OKF Ops
The Open Knowledge Format (OKF) is a minimal, open convention for representing knowledge as a directory tree of markdown files with YAML frontmatter — the metadata and curated context that surrounds data and systems. This skill helps you assess whether a repo is a good fit, validate a bundle for conformance, and adopt OKF where it earns its keep.
Full format rules: references/okf-spec.md. Copy-ready concept doc: assets/concept-template.md.
Honest scope (read this before adopting)
OKF is a v0.1 draft (Google-published, platform-agnostic). It's deliberately
minimal: one required frontmatter field (type), reserved index.md/log.md, and a
permissive-consumption contract. Two consequences worth knowing up front:
- Adoption cost is shaped by the repo, not the size. A repo that already uses
frontmatter consistently is often one mechanical
type-derivation pass from conformant. A repo of bare prose markdown needs frontmatter authored on every file — often not worth it, and arguably the wrong files to make "concepts." - Conformance is a weak guarantee. "OKF-conformant" means the structural floor is met, not that the content is good. Use the assessment to decide adoption per-repo; don't make it a blanket mandate.

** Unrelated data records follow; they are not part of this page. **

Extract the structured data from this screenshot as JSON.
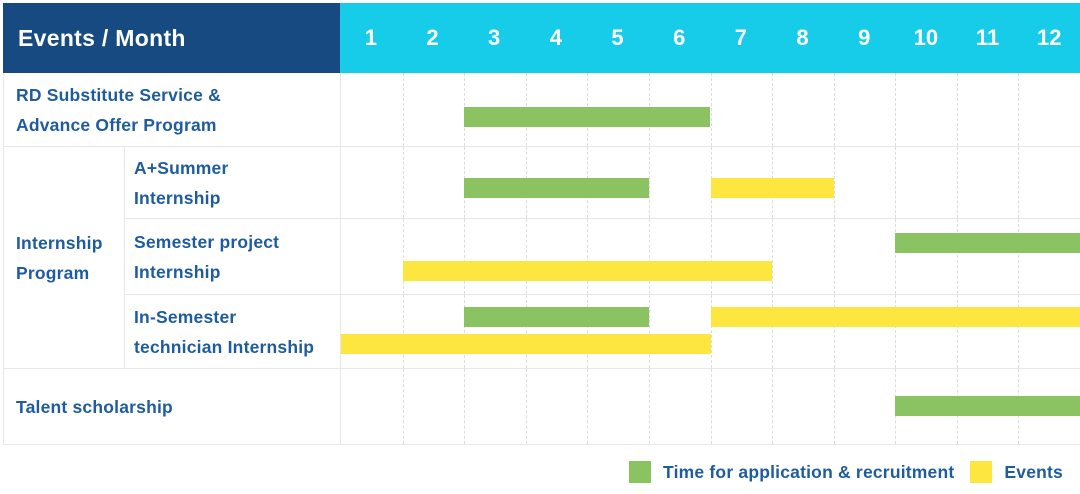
{
  "title_cell": "Events / Month",
  "months": [
    "1",
    "2",
    "3",
    "4",
    "5",
    "6",
    "7",
    "8",
    "9",
    "10",
    "11",
    "12"
  ],
  "colors": {
    "header_navy": "#164a80",
    "header_cyan": "#16cce9",
    "application_green": "#8bc363",
    "event_yellow": "#fce63f",
    "label_blue": "#1e5c9f"
  },
  "row_labels": {
    "row1_line1": "RD Substitute Service &",
    "row1_line2": "Advance Offer Program",
    "group_line1": "Internship",
    "group_line2": "Program",
    "sub1_line1": "A+Summer",
    "sub1_line2": "Internship",
    "sub2_line1": "Semester project",
    "sub2_line2": "Internship",
    "sub3_line1": "In-Semester",
    "sub3_line2": "technician Internship",
    "row5": "Talent scholarship"
  },
  "legend": {
    "items": [
      {
        "type": "application",
        "label": "Time for application & recruitment"
      },
      {
        "type": "event",
        "label": "Events"
      }
    ]
  },
  "chart_data": {
    "type": "table",
    "subtype": "gantt",
    "title": "Events / Month",
    "x": {
      "unit": "month",
      "ticks": [
        1,
        2,
        3,
        4,
        5,
        6,
        7,
        8,
        9,
        10,
        11,
        12
      ]
    },
    "legend": [
      {
        "color": "#8bc363",
        "label": "Time for application & recruitment"
      },
      {
        "color": "#fce63f",
        "label": "Events"
      }
    ],
    "rows": [
      {
        "group": "",
        "label": "RD Substitute Service & Advance Offer Program",
        "bars": [
          {
            "kind": "application",
            "start": 3,
            "end": 6,
            "line": 0
          }
        ]
      },
      {
        "group": "Internship Program",
        "label": "A+Summer Internship",
        "bars": [
          {
            "kind": "application",
            "start": 3,
            "end": 5,
            "line": 0
          },
          {
            "kind": "event",
            "start": 7,
            "end": 8,
            "line": 0
          }
        ]
      },
      {
        "group": "Internship Program",
        "label": "Semester project Internship",
        "bars": [
          {
            "kind": "application",
            "start": 10,
            "end": 12,
            "line": 0
          },
          {
            "kind": "event",
            "start": 2,
            "end": 7,
            "line": 1
          }
        ]
      },
      {
        "group": "Internship Program",
        "label": "In-Semester technician Internship",
        "bars": [
          {
            "kind": "application",
            "start": 3,
            "end": 5,
            "line": 0
          },
          {
            "kind": "event",
            "start": 7,
            "end": 12,
            "line": 0
          },
          {
            "kind": "event",
            "start": 1,
            "end": 6,
            "line": 1
          }
        ]
      },
      {
        "group": "",
        "label": "Talent scholarship",
        "bars": [
          {
            "kind": "application",
            "start": 10,
            "end": 12,
            "line": 0
          }
        ]
      }
    ]
  }
}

The tools here are useful regardless of OKF's trajectory — assess-okf.py is a
general "how frontmatter-consistent is this doc tree?" scanner.
Workflow: assess → decide → validate
1. Assess (read-only) — is this repo a good candidate?
python scripts/assess-okf.py docs/ # human summary
python scripts/assess-okf.py --json docs/ | jq '.data.readiness_pct'
Reports total .md, how many already carry frontmatter, how many have a non-empty
type, a histogram of existing frontmatter keys (shows what vocabulary you already
have to derive type from), type-value distribution, reserved files present, files
that would need a type, and an overall readiness %. Never writes.
Read the histogram, not just the %. A repo at "0% readiness" with rich consistent
keys (e.g. every file has title/level/tags) is a cheap migration — you derive
type from an existing key. A repo at "0%" with mostly empty frontmatter is expensive.
To find candidates across many repos, run assess on each and compare.
2. Decide — adopt only where the squeeze is worth the juice
- Frontmatter-consistent repo → adopt: derive
type, fix any malformed files, done. - Mixed prose + frontmatter repo → usually skip, or adopt a subset (designate only the real concept docs; OKF has no built-in prose exemption — that's a known rigidity).
3. Validate — does a bundle conform?
python scripts/check-okf.py ./bundle # exit 0 conformant, 10 if not
python scripts/check-okf.py --json ./bundle | jq '.data[] | select(.severity=="error")'
python scripts/check-okf.py --strict ./bundle # soft warnings also fail
Enforces only the hard rules (every non-reserved .md has parseable frontmatter with a
non-empty type; reserved files get light sanity). Per OKF's permissive-consumption
rule, broken links and missing optional fields are INFO, never failures (unless
--strict). Wire check-okf.py --strict as a CI gate (exit 10 fails the build) once a
repo has adopted OKF.
Tools
Both scripts follow the Skill Resource Protocol: stdout is data-only (--json emits a
{"data":…,"meta":{"schema":…}} envelope), framing/progress to stderr, --help with
examples, semantic exit codes. Stdlib-only; PyYAML used if present, else a built-in
frontmatter parser (announced on stderr).
| Script | Role | Exit codes |
|--------|------|-----------|
| scripts/assess-okf.py | Read-only readiness scan of a doc tree | 0 scanned, 2 usage, 3 not-found |
| scripts/check-okf.py | Conformance validator for a bundle | 0 conformant, 10 non-conformant, 4 unparseable frontmatter, 3 not-found, 2 usage |
See also
- references/okf-spec.md — the format: frontmatter fields, reserved files, conformance rules, permissive-consumption, versioning.
- assets/concept-template.md — copy-ready OKF concept doc.